A "uberização" do trabalho na era tecnológica: precarização ou liberdade?
Enviada em 30/04/2021
O termo hodierno da globalização emprega um conceito de encurtamento entre as distâncias relacionado aos mais diversos tipos de comunicação entre pessoas, proporcionando novos vínculos em relações monetárias e sociais. Entretanto, tal termo não se aplica a realidade quando inserido no contexto de “uberização”, uma vez que ela viabiliza a precariedade do sistema empregatício do Brasil, seja pela incapacidade de inserção no meio formal de emprego, seja pelas elevadas taxas de impostos e inflações no mercado de trabalho, o problema permanece afetando a sociedade e exige melhoria urgente.
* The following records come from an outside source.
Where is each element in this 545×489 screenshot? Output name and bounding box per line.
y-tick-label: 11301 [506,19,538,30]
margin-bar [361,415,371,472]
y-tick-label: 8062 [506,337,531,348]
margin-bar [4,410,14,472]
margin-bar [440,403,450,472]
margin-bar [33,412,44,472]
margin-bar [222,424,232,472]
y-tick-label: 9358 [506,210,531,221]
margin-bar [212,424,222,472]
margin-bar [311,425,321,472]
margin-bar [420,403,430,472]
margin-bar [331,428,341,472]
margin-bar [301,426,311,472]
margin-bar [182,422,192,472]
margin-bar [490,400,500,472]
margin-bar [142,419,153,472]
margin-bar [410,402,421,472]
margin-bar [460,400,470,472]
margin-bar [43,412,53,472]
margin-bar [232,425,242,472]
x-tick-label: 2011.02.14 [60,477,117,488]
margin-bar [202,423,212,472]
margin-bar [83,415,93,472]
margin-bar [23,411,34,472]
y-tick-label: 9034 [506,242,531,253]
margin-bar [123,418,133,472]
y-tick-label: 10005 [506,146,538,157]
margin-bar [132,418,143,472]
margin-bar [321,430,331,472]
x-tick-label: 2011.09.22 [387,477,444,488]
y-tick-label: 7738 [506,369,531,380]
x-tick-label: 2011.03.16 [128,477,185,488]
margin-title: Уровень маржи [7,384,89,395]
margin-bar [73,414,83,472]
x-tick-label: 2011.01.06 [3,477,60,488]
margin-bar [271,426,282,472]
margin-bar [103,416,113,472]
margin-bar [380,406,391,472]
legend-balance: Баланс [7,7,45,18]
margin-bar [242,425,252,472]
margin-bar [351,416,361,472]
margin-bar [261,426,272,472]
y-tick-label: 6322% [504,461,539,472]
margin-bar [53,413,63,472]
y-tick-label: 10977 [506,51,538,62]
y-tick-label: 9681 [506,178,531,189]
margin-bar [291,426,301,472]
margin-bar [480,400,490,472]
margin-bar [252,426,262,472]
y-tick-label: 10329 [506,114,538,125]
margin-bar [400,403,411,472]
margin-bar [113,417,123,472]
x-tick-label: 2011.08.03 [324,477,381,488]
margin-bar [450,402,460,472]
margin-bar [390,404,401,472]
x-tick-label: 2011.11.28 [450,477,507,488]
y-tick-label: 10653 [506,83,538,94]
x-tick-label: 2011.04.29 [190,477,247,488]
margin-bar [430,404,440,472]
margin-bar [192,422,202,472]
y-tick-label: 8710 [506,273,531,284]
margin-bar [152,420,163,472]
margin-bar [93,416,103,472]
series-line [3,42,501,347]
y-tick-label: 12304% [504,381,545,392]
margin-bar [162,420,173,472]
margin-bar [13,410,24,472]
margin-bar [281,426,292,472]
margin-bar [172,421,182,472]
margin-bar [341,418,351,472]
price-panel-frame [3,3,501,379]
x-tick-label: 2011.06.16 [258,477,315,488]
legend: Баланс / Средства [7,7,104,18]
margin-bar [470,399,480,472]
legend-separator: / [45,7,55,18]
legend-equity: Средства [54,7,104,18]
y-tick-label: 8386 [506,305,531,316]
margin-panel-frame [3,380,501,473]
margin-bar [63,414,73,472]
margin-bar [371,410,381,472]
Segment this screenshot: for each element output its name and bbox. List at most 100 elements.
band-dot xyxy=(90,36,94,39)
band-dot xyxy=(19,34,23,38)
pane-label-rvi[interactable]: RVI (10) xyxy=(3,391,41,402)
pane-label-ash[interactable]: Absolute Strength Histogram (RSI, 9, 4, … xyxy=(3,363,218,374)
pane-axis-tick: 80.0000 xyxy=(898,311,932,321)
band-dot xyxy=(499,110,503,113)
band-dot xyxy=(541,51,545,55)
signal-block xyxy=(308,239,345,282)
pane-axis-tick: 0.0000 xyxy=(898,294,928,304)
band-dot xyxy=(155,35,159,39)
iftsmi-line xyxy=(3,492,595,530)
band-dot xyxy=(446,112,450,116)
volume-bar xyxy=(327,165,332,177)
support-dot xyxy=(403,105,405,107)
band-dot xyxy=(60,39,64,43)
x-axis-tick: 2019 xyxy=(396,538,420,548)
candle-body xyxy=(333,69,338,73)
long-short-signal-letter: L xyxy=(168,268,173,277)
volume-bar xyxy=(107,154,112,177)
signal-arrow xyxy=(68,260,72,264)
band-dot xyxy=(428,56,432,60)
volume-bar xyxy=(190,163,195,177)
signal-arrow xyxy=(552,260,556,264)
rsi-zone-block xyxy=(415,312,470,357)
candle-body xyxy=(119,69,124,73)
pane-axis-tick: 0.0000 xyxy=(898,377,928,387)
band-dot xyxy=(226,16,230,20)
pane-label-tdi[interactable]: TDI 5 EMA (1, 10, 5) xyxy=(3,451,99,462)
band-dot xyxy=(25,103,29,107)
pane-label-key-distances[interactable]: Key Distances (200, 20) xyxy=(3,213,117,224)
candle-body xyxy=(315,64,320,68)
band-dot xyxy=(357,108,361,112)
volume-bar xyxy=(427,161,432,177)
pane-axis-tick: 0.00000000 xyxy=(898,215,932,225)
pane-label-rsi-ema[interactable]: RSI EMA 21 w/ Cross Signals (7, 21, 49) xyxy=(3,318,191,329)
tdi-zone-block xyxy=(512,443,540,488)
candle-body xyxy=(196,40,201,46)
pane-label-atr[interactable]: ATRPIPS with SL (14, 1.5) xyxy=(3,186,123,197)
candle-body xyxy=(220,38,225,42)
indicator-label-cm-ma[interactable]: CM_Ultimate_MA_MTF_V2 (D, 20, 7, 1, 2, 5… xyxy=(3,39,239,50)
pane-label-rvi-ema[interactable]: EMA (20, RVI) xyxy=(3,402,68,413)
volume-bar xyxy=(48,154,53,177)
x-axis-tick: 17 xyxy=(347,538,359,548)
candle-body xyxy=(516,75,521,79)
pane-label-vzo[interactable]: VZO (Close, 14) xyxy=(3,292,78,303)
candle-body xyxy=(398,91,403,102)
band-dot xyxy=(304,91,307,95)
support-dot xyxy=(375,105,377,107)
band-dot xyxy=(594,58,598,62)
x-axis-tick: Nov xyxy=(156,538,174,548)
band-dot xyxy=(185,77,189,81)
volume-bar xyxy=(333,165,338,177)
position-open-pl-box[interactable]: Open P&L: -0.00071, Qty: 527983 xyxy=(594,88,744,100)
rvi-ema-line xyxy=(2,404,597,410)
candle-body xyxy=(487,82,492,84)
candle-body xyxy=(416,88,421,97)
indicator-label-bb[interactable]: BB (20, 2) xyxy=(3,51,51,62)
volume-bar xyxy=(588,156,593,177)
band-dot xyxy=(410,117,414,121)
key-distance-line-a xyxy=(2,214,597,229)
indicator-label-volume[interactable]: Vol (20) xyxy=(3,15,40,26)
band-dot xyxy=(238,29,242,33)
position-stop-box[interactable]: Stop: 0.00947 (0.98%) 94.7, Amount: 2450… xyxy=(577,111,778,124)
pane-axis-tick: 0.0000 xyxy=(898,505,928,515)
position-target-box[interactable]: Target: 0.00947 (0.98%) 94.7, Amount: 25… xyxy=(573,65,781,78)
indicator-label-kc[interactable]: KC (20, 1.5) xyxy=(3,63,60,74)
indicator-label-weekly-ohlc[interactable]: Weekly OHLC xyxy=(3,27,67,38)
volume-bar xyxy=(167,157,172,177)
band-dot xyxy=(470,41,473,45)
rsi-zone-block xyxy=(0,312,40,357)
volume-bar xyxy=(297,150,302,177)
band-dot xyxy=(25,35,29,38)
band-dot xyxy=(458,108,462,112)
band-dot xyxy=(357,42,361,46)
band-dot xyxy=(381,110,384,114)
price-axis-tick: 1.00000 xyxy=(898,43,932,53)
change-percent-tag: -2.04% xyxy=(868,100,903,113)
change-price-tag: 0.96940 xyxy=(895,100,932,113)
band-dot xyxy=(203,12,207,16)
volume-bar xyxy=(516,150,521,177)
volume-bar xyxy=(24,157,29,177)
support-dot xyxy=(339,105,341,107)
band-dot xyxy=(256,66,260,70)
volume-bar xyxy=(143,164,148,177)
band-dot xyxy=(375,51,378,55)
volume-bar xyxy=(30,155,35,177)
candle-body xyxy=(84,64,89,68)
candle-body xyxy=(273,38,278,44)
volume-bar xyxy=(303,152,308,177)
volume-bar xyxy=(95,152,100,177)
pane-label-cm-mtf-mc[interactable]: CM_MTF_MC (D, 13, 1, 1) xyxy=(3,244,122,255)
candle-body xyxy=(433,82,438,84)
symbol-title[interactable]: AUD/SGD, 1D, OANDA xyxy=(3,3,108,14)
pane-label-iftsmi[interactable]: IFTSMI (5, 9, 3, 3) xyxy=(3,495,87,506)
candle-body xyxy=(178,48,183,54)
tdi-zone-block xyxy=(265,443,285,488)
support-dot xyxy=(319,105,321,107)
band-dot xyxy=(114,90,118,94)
Em primeiro lugar, é válido destacar que o processo de “uberização” traz como principal consequência um preocupante cenário relacionado à especialização de modais trabalhistas. Nesse contexto, evidencia-se os altos índices de desemprego no Brasil nas últimas décadas, cerca de 13% em 2017 (segundo G1), o que conota de forma clara a gravidade do problema. Desse modo, destaca-se também o grande número de pessoas que não encontram vagas em áreas de maior qualificação profissional e por isso recorrem a subempregos, em sua maioria informais.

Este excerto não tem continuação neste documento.